Brazil’s solar association has said that it expects it will reach 2 gigawatts (GW) worth of cumulative solar PV capacity installed by the end of this year, having already hit the 1.1 GW mark and with enough projects in construction this year to hit the target.
In a press release published earlier this month, Brazil’s solar association — Associação Brasileira de Energia Solar Fotovoltaica (ABSOLAR) — highlighted its upcoming Brazil Solar Power conference to be held at the Convention Center South America, in Rio de Janeiro on June 12 and 13. It is the third time the conference has been held and will provide dialogue between solar developers and Brazilian authorities to discuss the current state of global solar PV and Brazil’s future policies.
However, sandwiched in the middle of details about Brazil Solar Power 2018, ABSOLAR revealed that solar in Brazil has already reached a cumulative total of 1.1 GW of installed capacity and that it expects to reach the 2 GW mark by December “with the completion of projects that are under construction.”
We knew that Brazil was doubling down on solar in a big way, considering that just last month the International Renewable Energy Agency published its Renewable Capacity Statistics 2018 which revealed that Brazil had installed 1 GW of solar generation in 2017 — a ten-fold increase from 2016.

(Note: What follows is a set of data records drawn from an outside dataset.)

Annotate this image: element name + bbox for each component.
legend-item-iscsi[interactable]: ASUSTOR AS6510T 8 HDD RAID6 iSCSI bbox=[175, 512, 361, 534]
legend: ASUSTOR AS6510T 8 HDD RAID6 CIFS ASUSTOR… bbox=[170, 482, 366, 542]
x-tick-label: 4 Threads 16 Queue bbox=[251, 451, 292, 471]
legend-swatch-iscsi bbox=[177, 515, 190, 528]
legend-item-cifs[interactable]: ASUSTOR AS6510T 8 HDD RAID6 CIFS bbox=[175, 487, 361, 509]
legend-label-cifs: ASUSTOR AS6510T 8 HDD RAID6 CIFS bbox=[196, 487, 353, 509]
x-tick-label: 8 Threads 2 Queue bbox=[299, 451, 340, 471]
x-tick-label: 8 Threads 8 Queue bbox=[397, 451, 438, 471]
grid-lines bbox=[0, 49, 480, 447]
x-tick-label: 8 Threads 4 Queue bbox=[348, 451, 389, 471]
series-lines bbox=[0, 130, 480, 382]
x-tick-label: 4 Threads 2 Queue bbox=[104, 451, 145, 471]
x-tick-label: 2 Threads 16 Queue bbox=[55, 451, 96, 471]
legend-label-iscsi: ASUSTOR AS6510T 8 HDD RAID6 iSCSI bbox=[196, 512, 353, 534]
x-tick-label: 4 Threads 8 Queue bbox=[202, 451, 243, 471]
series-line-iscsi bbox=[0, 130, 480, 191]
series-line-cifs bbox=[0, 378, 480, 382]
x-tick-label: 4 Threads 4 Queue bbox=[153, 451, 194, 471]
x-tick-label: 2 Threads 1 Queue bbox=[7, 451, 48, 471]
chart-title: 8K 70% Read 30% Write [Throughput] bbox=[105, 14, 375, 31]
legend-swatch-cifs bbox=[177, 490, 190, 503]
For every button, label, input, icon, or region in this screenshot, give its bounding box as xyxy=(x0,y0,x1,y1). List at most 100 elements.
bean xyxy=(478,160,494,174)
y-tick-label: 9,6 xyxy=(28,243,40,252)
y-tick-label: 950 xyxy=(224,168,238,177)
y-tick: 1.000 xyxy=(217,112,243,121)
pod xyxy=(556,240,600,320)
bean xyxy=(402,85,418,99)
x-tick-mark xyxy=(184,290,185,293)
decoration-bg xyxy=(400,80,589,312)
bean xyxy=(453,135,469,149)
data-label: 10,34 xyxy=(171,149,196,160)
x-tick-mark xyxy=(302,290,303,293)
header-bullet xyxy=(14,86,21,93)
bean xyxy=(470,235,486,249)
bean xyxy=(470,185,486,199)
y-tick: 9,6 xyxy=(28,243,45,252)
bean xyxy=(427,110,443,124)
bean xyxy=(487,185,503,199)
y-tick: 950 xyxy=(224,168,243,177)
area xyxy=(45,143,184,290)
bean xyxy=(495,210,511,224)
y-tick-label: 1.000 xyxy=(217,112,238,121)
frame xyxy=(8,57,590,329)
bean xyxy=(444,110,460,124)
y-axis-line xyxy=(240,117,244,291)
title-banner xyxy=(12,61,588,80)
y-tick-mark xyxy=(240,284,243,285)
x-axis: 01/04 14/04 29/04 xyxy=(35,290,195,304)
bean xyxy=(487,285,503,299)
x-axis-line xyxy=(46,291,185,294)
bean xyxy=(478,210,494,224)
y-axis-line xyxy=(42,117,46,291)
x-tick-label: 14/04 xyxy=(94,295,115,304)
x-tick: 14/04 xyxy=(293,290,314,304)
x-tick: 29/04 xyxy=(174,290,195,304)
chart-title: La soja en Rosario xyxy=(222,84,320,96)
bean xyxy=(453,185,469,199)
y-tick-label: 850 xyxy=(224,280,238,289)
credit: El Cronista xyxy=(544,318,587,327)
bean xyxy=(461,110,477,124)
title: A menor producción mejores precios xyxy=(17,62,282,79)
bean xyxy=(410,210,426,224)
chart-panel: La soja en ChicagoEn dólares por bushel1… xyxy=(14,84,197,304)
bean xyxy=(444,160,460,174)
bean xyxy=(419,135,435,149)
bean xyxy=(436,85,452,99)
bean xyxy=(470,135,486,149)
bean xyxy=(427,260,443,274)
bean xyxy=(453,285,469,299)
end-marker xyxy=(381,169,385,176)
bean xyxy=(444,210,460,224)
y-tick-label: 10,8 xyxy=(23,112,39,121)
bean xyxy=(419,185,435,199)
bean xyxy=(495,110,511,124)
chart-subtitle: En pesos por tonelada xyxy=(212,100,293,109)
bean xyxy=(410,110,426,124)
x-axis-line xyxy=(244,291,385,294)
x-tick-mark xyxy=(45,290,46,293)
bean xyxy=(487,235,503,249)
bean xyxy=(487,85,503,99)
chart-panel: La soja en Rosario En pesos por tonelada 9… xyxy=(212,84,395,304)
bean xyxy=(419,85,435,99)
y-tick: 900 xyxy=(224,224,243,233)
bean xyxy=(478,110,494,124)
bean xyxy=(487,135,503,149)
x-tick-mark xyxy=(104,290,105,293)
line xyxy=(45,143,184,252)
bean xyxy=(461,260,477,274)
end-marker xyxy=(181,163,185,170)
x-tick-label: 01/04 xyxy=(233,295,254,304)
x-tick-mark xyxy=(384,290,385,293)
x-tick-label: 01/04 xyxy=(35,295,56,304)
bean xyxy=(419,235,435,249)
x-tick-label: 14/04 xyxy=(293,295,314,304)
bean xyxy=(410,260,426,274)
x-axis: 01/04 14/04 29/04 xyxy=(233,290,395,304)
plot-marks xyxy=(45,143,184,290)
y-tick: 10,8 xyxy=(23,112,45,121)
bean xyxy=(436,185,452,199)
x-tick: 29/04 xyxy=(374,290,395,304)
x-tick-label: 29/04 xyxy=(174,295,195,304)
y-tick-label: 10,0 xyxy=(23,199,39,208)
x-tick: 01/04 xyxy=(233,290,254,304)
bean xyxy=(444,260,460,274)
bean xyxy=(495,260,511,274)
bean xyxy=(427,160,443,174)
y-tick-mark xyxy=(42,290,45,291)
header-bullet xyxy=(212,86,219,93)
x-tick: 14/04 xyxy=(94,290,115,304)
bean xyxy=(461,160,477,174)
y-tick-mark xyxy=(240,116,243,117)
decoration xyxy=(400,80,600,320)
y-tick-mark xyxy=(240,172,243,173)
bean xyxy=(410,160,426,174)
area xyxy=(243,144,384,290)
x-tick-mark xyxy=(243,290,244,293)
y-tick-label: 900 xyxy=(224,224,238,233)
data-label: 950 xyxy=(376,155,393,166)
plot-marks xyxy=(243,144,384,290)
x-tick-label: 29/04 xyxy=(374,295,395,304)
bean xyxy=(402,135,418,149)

According to ABSOLAR’s somewhat bury-the-lead news, Brazil has 320 megawatts (MW) worth of distributed solar generation in total across the country across more than 27,000 units — a sector which saw growth of 270% in 2016, 304% in 2017, and which ABSOLAR expects to increase by 358% in 2018.
This leads to the question, should we be confident in ABSOLAR’s predictions?
According to Bloomberg New Energy Finance (BNEF) analyst for Brazil, Helena Chung, yes! Specifically, she told me via email that BNEF was similarly expecting Brazil to install around 1 GW of solar PV this year thanks in part to federal auctions.
“4.6 GW [(DC)] of solar projects has won contracts in five auctions so far, and in 2017, 1.2 GW of the projects commissioned came from auctions,” Chung said.
Looking forward, federal auctions will continue to dictate yearly installation figures.
“There will be a slowdown between 2019-20, as Brazil didn’t hold any auction in a two-year period (2016-17), which impacts future installations in the near-future,” Chung added. “But, due to recent auctions (one in Dec 17, another in April 18), solar installations will likely come back by 2021-22.”
As such, it’s worth looking at recent activity. Brazil recently announced the results of its A-4 power auction which awarded around 1 GW worth of renewable energy capacity including 364 MW to Canadian Solar, one of the world’s leading solar power companies. In total, Brazil awarded a total of 806.6 MW worth of solar power as part of the auction, at an average price of around 118 BRL ($35.2)/MW-hour (MWh) after the country’s energy regulator, ANEEL, had established a maximum price of 312 BRL (US$96.5)/MWh for PV.